The Alvarez Hypothesis

·  Father and son, Luis and Walter Alvarez proposed in 1980 that a 10 km asteroid killed off the dinosaurs.

·  Evidence based solely on the abundance of the rare element Iridium in the thin, K/T boundary clay layer.

·  Iridium is common in meteorites.

Evidence collected since 1980

·  Shocked quartz found only in K/T boundary sediments.

·  Abundant glass beads, called tektites, found in boundary sediments.

·  Abundant soot in boundary sediments.

·  Many craters studied before the "smoking gun" was found.

The Yucatan Crater

·  About 1990 geologists came to realize there was a buried crater 180 km in diameter on the Yucatan Penninsula.

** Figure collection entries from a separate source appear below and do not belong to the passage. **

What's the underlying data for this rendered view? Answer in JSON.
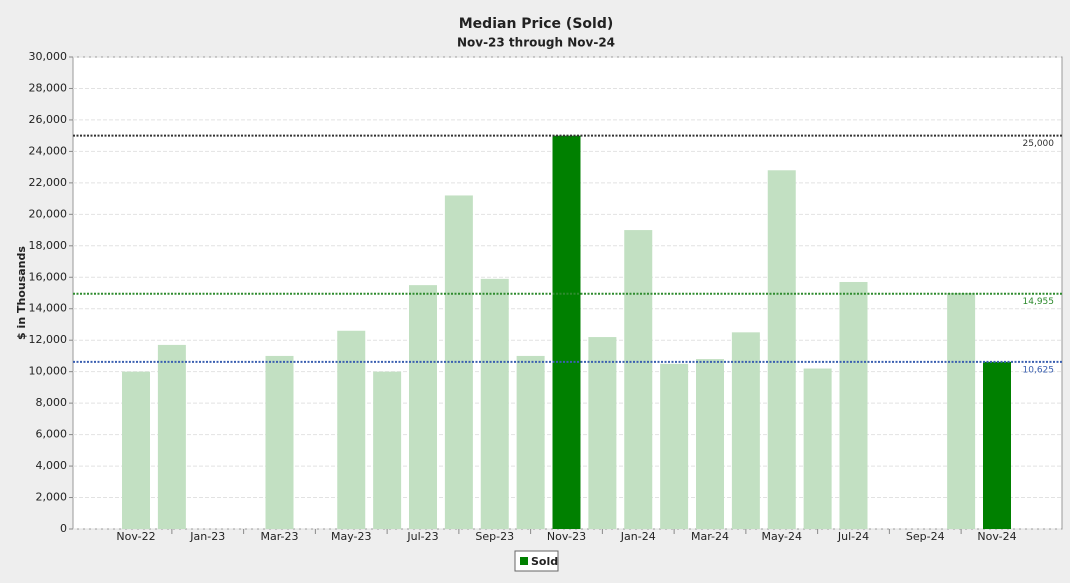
{
  "chart_data": {
    "type": "bar",
    "title": "Median Price (Sold)",
    "subtitle": "Nov-23 through Nov-24",
    "y_label": "$ in Thousands",
    "categories": [
      "Nov-22",
      null,
      "Jan-23",
      null,
      "Mar-23",
      null,
      "May-23",
      null,
      "Jul-23",
      null,
      "Sep-23",
      null,
      "Nov-23",
      null,
      "Jan-24",
      null,
      "Mar-24",
      null,
      "May-24",
      null,
      "Jul-24",
      null,
      "Sep-24",
      null,
      "Nov-24"
    ],
    "series": [
      {
        "name": "Sold",
        "color": "#008000",
        "values": [
          10000,
          11700,
          null,
          null,
          11000,
          null,
          12600,
          10000,
          15500,
          21200,
          15900,
          11000,
          25000,
          12200,
          19000,
          10500,
          10800,
          12500,
          22800,
          10200,
          15700,
          null,
          null,
          15000,
          10625
        ],
        "colors": [
          "#c2e0c2",
          "#c2e0c2",
          "#c2e0c2",
          "#c2e0c2",
          "#c2e0c2",
          "#c2e0c2",
          "#c2e0c2",
          "#c2e0c2",
          "#c2e0c2",
          "#c2e0c2",
          "#c2e0c2",
          "#c2e0c2",
          "#008000",
          "#c2e0c2",
          "#c2e0c2",
          "#c2e0c2",
          "#c2e0c2",
          "#c2e0c2",
          "#c2e0c2",
          "#c2e0c2",
          "#c2e0c2",
          "#c2e0c2",
          "#c2e0c2",
          "#c2e0c2",
          "#008000"
        ]
      }
    ],
    "reference_lines": [
      {
        "value": 25000,
        "label": "25,000",
        "color": "#333333"
      },
      {
        "value": 14955,
        "label": "14,955",
        "color": "#2e8b2e"
      },
      {
        "value": 10625,
        "label": "10,625",
        "color": "#3a5fb0"
      }
    ],
    "ylim": [
      0,
      30000
    ],
    "yticks": [
      0,
      {
        "value": 2000,
        "label": "2,000"
      },
      {
        "value": 4000,
        "label": "4,000"
      },
      {
        "value": 6000,
        "label": "6,000"
      },
      {
        "value": 8000,
        "label": "8,000"
      },
      {
        "value": 10000,
        "label": "10,000"
      },
      {
        "value": 12000,
        "label": "12,000"
      },
      {
        "value": 14000,
        "label": "14,000"
      },
      {
        "value": 16000,
        "label": "16,000"
      },
      {
        "value": 18000,
        "label": "18,000"
      },
      {
        "value": 20000,
        "label": "20,000"
      },
      {
        "value": 22000,
        "label": "22,000"
      },
      {
        "value": 24000,
        "label": "24,000"
      },
      {
        "value": 26000,
        "label": "26,000"
      },
      {
        "value": 28000,
        "label": "28,000"
      },
      {
        "value": 30000,
        "label": "30,000"
      }
    ],
    "grid": true
  }
}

·  Named the Chicxulub Crater.

·  Radiometric dates for volcanic rocks recovered from drill cores were exactly 65 MY old.

Impact Effects

·  Worldwide dust cloud blocked sunlight for months.

·  Food chain collapsed.

·  Freezing temperatures at the equator.

·  Global wildfires consumed about 30% of terrestrial biomass.

·  Nitric acid rains acidified both the land and the ocean.

Extinctions

·  All land animals larger than about 20 kg (50 lbs) became extinct.

·  More than 50% of all animal species became extinct, including most (but not all) mammals.

·  Extinctions extensive even in the oceans.

Recovery

·  It took about 10-20 MY for terrestrial ecosystems to fully recover.

·  Dinosaurs were gone, except for their descendants, the birds.

·  Mammals experienced an evolutionary radiation in the absence of dinosaurs.